Ugandan economy has been in a constant downfall over recent months, primarily due to drought and inflation. The Ugandan Shilling plummeted in recent weeks and hit an 18-year low this week when its value to the US Dollar fell to 2,710 UGX / $1. The devaluation of the shilling, astronomical inflation of goods, and a nation of people with less income has produced turmoil in Uganda. When people are poor and hungry, their actions are driven by the desperation to survive, which often leads to violence. Wars are fought everyday around the world because people are unable to provide for their families and resort to violence as the avenue to effect change.
In April, a political pressure group, motivated by Uganda’s economic inflation, coordinated a protest against high commodity prices. What began as a peaceful strike against the high prices of food, gasoline and other staple resources ended in violence, as police responded with hostility. It was called the “Walk To Work Campaign,” and it encouraged Ugandans to do just that – walk through Kampala rather than drive or take public transportation. They chose to strike against the public transportation system in Kampala as a sign of their demand for change.
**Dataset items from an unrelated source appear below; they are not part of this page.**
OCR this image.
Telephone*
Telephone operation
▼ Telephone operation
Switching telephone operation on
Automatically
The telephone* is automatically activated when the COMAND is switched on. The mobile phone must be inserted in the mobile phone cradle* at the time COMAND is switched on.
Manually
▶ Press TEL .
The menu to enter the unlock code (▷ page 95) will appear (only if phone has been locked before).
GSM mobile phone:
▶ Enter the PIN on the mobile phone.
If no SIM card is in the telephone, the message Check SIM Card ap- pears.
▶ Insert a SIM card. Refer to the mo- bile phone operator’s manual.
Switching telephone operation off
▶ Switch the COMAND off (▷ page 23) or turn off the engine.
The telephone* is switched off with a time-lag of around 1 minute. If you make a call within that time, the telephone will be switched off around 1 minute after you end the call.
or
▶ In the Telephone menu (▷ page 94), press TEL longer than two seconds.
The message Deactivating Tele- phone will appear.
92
The protestors wanted the Ugandan government to assist its citizens by providing subsidized prices on certain commodities (i.e. food, gas, building materials) until the economy becomes stable again. The campaign organized Ugandans to walk together twice a week until the government responded to their requests. However, the government responded with violence, as well as banning the use of social network sites in Uganda to eliminate the future possibility of such organized efforts on the part of the people. The police and army physically confronted protesters, firing weapons and using tear gas. In the process, many protesters have been arrested and injured.
At this time, the government has banned all public demonstrations, which is strictly enforced by the police. As prices rise and the shilling continues to plummet, something must change in order to bring a resolution to Uganda’s shaken economy.